Сразу же пошла молва: ссыльный поп, ненавидя советскую власть, нарочно погубил депутата, народного избранника. Как водится в таких случаях, слухи стали обрастать деталями. «Сарафанное радио» раструбило, что во время операции профессор оставил в животе у больного ножницы. Дело приобретало нешуточный оборот. За такое «вредительство» в те годы запросто можно было получить и расстрельную статью. И тут, к счастью, принципиальность проявили судебные эксперты. Они не нашли никакой вины в действиях Войно-Ясенецкого. К тому же и в райкоме, и в НКВД прекрасно знали, что ссыльного профессора уже неоднократно приглашали для консультаций и лечения высокого начальства в столицу края Красноярск и даже в Томск. Шумиха никому не была нужна. И хотя, по мнению экспертов, судить следовало Барскую, райком распорядился: не трогать! Молодой кадр, член партии, жена главного врача… Дело замяли.
После этого инцидента Валентин Феликсович потребовал, чтобы заведующая стационаром навсегда забыла дорогу в хирургию, иначе оперировать перестанет он. Барская в отделение ходить перестала, но злобу затаила. У нее, как и у всякого медицинского чиновника, имелись возможности для мести зависимому от нее человеку. А мстить она умела. Как вспоминал бывший первый секретарь большемуртинского райкома партии Петр Мусальников, «обстановку, в которой Войно-Ясенецкий работал, можете себе представить, ведь он был ссыльный... Барская учитывала это и где только могла, играла на его нервах».
Жилось же в Мурте ссыльному профессору на самом деле несладко. Только в операционной он был и для властей, и для коллег недосягаем, да еще за столом с рукописями, книгами и материалами исследований, когда дополнял и перерабатывал новый вариант бессмертных «Очерков гнойной хирургии».

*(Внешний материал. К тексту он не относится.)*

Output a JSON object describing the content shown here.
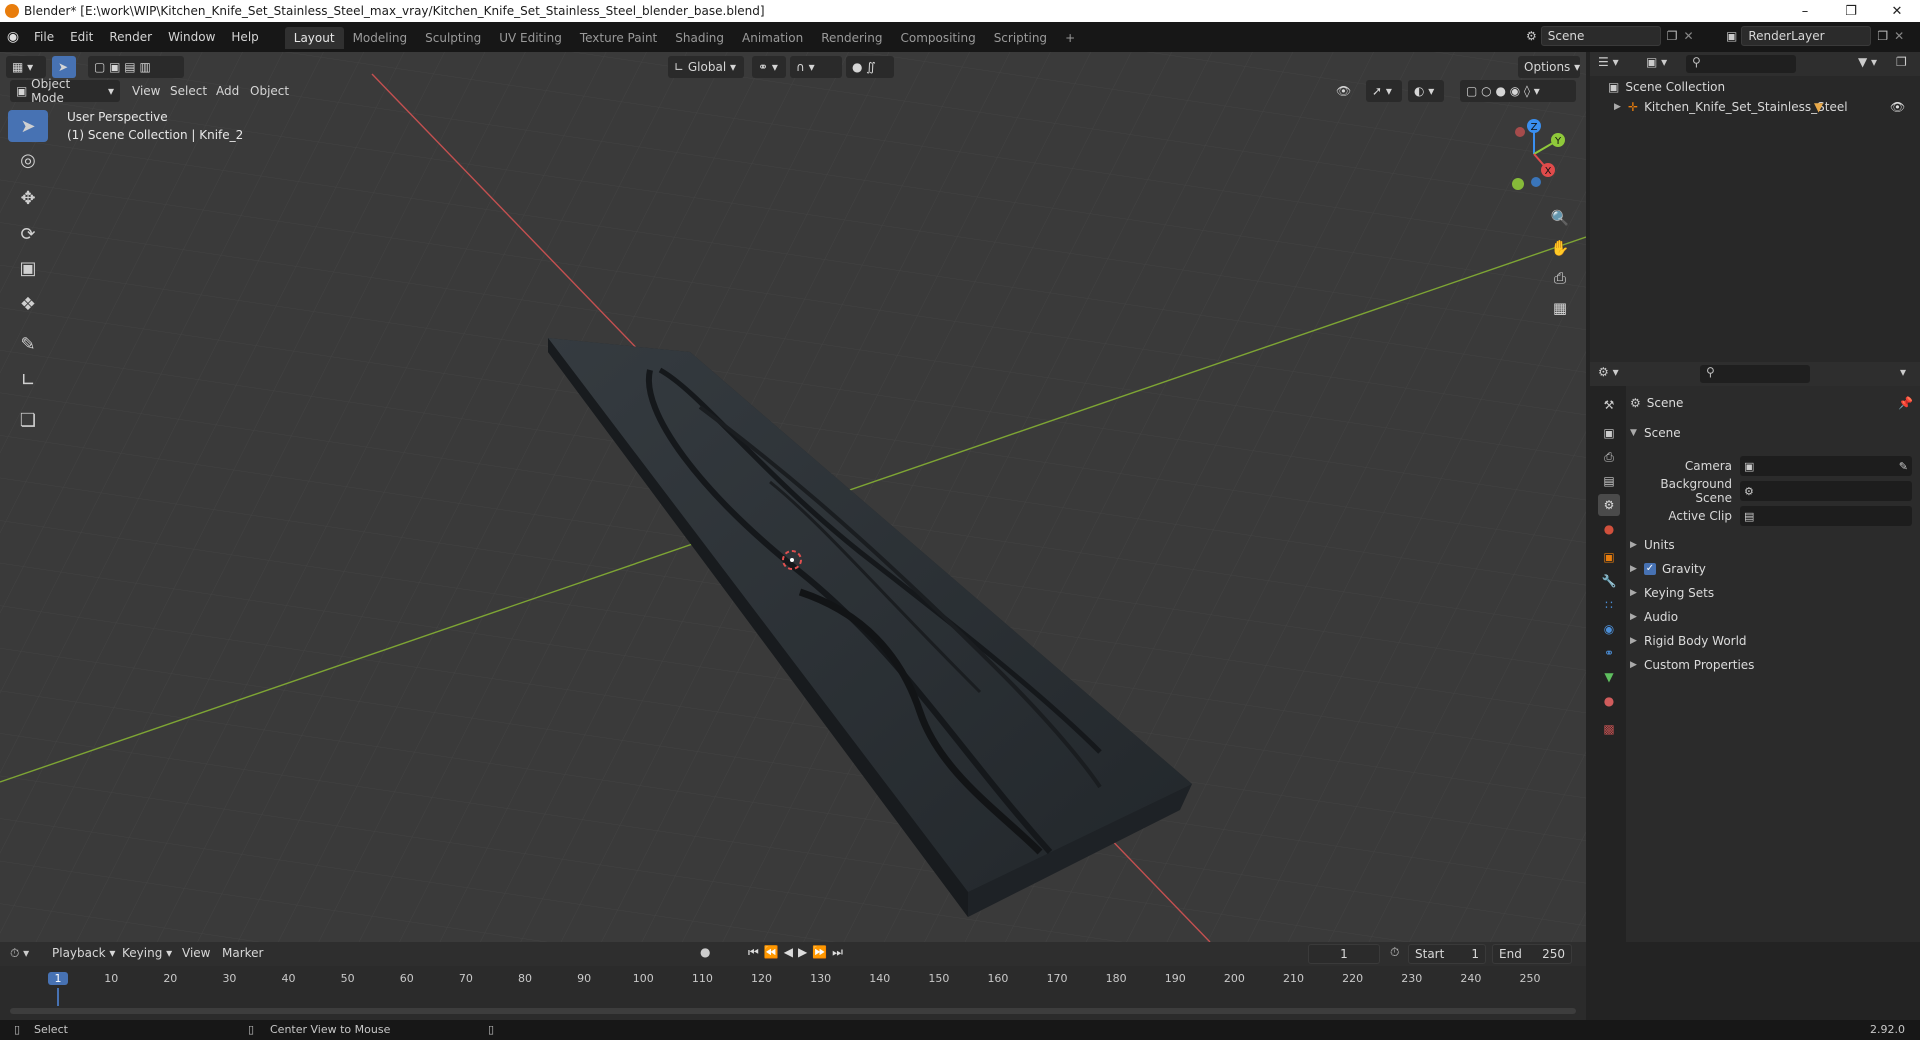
{
  "window": {
    "title": "Blender* [E:\\work\\WIP\\Kitchen_Knife_Set_Stainless_Steel_max_vray/Kitchen_Knife_Set_Stainless_Steel_blender_base.blend]",
    "min_icon": "minimize-icon",
    "max_icon": "restore-icon",
    "close_icon": "close-icon"
  },
  "menu": [
    "File",
    "Edit",
    "Render",
    "Window",
    "Help"
  ],
  "workspaces": [
    {
      "label": "Layout",
      "active": true
    },
    {
      "label": "Modeling"
    },
    {
      "label": "Sculpting"
    },
    {
      "label": "UV Editing"
    },
    {
      "label": "Texture Paint"
    },
    {
      "label": "Shading"
    },
    {
      "label": "Animation"
    },
    {
      "label": "Rendering"
    },
    {
      "label": "Compositing"
    },
    {
      "label": "Scripting"
    }
  ],
  "add_workspace": "+",
  "scene_field": "Scene",
  "renderlayer_field": "RenderLayer",
  "viewport": {
    "mode": "Object Mode",
    "menus": [
      "View",
      "Select",
      "Add",
      "Object"
    ],
    "transform_orientation": "Global",
    "options_label": "Options",
    "overlay_line1": "User Perspective",
    "overlay_line2": "(1) Scene Collection | Knife_2",
    "gizmo_axes": [
      "X",
      "Y",
      "Z"
    ],
    "colors": {
      "x_axis": "#e04b4b",
      "y_axis": "#8fc93a",
      "z_axis": "#3a8ff0",
      "grid": "#454545",
      "object": "#2c3136"
    }
  },
  "outliner": {
    "root": "Scene Collection",
    "items": [
      "Kitchen_Knife_Set_Stainless_Steel"
    ]
  },
  "properties": {
    "context": "Scene",
    "panel": "Scene",
    "fields": [
      {
        "label": "Camera",
        "value": ""
      },
      {
        "label": "Background Scene",
        "value": ""
      },
      {
        "label": "Active Clip",
        "value": ""
      }
    ],
    "subpanels": [
      "Units",
      "Gravity",
      "Keying Sets",
      "Audio",
      "Rigid Body World",
      "Custom Properties"
    ],
    "gravity_checked": true
  },
  "timeline": {
    "menus": [
      "Playback",
      "Keying",
      "View",
      "Marker"
    ],
    "current_frame": "1",
    "start_label": "Start",
    "start_value": "1",
    "end_label": "End",
    "end_value": "250",
    "ticks": [
      "1",
      "10",
      "20",
      "30",
      "40",
      "50",
      "60",
      "70",
      "80",
      "90",
      "100",
      "110",
      "120",
      "130",
      "140",
      "150",
      "160",
      "170",
      "180",
      "190",
      "200",
      "210",
      "220",
      "230",
      "240",
      "250"
    ]
  },
  "status": {
    "left": "Select",
    "middle": "Center View to Mouse",
    "version": "2.92.0"
  }
}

Одежду носил латаную-перелатаную. Жил впроголодь. В его каморку, расположенную рядом с кухней, главный врач запретил даже входить больничной поварихе — не дай бог принесет что-нибудь из казенного котла. Подкармливали врача больные. Вот что вспоминал муртинский печник Иван Автушко: «Старик этот здесь голодовал. Кто-нибудь из больных принесет десяток яиц, он сварит их и поест. Да наверное, не каждый день-то и ел».
Так уж устроен мир. Тех, кто осмелится пойти своей дорогой, почему-то всегда ждут тяжелые испытания.
* * *
Войну выигрывают раненые.
Н. Н. Бурденко
В день летнего солнцестояния 1941 года началась война. И как бы не освещали ее первые дни историки, всегда заангажированные владельцами «правильной» идеологии, соответствующей текущему моменту, никто не сможет отрицать того, что в отличие от впавших в прострацию партийных вождей и невнятных сводок Совинформбюро только церковь проявила патриотизм и гражданское мужество.

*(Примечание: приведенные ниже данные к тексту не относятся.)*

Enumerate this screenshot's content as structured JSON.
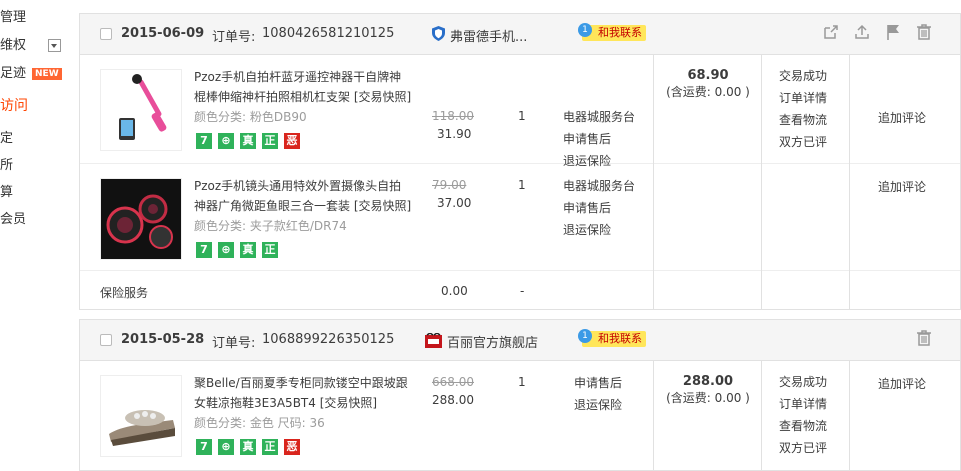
{
  "sidebar": {
    "items": [
      {
        "label": "管理"
      },
      {
        "label": "维权"
      },
      {
        "label": "足迹",
        "badge": "NEW"
      },
      {
        "label": "访问"
      },
      {
        "label": "定"
      },
      {
        "label": "所"
      },
      {
        "label": "算"
      },
      {
        "label": "会员"
      }
    ]
  },
  "orders": [
    {
      "date": "2015-06-09",
      "order_no_label": "订单号:",
      "order_no": "1080426581210125",
      "shop": "弗雷德手机...",
      "contact": "和我联系",
      "total": "68.90",
      "shipping": "(含运费: 0.00 )",
      "status": [
        "交易成功",
        "订单详情",
        "查看物流",
        "双方已评"
      ],
      "items": [
        {
          "title": "Pzoz手机自拍杆蓝牙遥控神器干自牌神棍棒伸缩神杆拍照相机杠支架 [交易快照]",
          "variant": "颜色分类: 粉色DB90",
          "orig_price": "118.00",
          "price": "31.90",
          "qty": "1",
          "links": [
            "电器城服务台",
            "申请售后",
            "退运保险"
          ],
          "comment": "追加评论",
          "tags": [
            "7",
            "⊕",
            "真",
            "正",
            "恶"
          ]
        },
        {
          "title": "Pzoz手机镜头通用特效外置摄像头自拍神器广角微距鱼眼三合一套装 [交易快照]",
          "variant": "颜色分类: 夹子款红色/DR74",
          "orig_price": "79.00",
          "price": "37.00",
          "qty": "1",
          "links": [
            "电器城服务台",
            "申请售后",
            "退运保险"
          ],
          "comment": "追加评论",
          "tags": [
            "7",
            "⊕",
            "真",
            "正"
          ]
        }
      ],
      "insurance": {
        "label": "保险服务",
        "price": "0.00",
        "qty": "-"
      }
    },
    {
      "date": "2015-05-28",
      "order_no_label": "订单号:",
      "order_no": "1068899226350125",
      "shop": "百丽官方旗舰店",
      "contact": "和我联系",
      "total": "288.00",
      "shipping": "(含运费: 0.00 )",
      "status": [
        "交易成功",
        "订单详情",
        "查看物流",
        "双方已评"
      ],
      "items": [
        {
          "title": "聚Belle/百丽夏季专柜同款镂空中跟坡跟女鞋凉拖鞋3E3A5BT4 [交易快照]",
          "variant": "颜色分类: 金色 尺码: 36",
          "orig_price": "668.00",
          "price": "288.00",
          "qty": "1",
          "links": [
            "申请售后",
            "退运保险"
          ],
          "comment": "追加评论",
          "tags": [
            "7",
            "⊕",
            "真",
            "正",
            "恶"
          ]
        }
      ]
    }
  ],
  "colors": {
    "accent": "#ff4400",
    "tag_green": "#2fb25a",
    "tag_red": "#d9251d",
    "contact_bg": "#ffe65a"
  },
  "icons": [
    "share-icon",
    "upload-icon",
    "flag-icon",
    "trash-icon",
    "shield-icon",
    "shop-logo-icon",
    "chat-bubble-icon",
    "checkbox-icon",
    "dropdown-icon"
  ]
}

Уже 22 июня 1941 года митрополит Московский и Коломенский Сергий обратился с воззванием к верующим, в котором, в частности, сказал: «Отечество защищается оружием и общим народным подвигом... тут есть дело рабочим, крестьянам, ученым, женщинам и мужчинам, юношам и старикам. Всякий может и должен внести в общий подвиг свою долю труда... Православная церковь всегда разделяла судьбу народа... не оставит она свой народ и теперь... благословляет она православных на защиту священных границ нашей Родины...».
Не остался в стороне и ссыльный Войно-Ясенецкий. По воспоминаниям первого секретаря Большемуртинского райкома партии того времени П. Мусальникова, «он пришел и заявил следующее: «Правительство правительством, но я, русский человек, квалифицированный врач-хирург, могу предложить свои услуги и помощь в лечении раненых солдат и офицеров нашей армии».
Этот эпизод при поездке М. Поповского в Большую Мурту в 70-е годы вспоминал и военком тех лет Петр Иванович Соболь, единственный представитель власти, так и не уехавший оттуда «на повышение», еще со времен ссылки Войно-Ясенецкого. По его словам, на о. Луку сильное впечатление произвел газетный очерк, в котором описывалось, как немцы повесили в Белоруссии двух священников. Войдя в кабинет первого секретаря райкома с газетой и положив на его стол заявление, профессор якобы сказал: «Я ненавидел большевиков, я боролся с Лениным, теперь прошу направить меня в госпиталь для оказания помощи советским бойцам». Правда это или вымысел? Кто знает. Скорее, вымысел. О. Лука, в общем-то, никогда не боролся с советской властью. Он просто разделял взгляды церкви: «…советская власть дана в наказание народу, который забыл дорогу в храм».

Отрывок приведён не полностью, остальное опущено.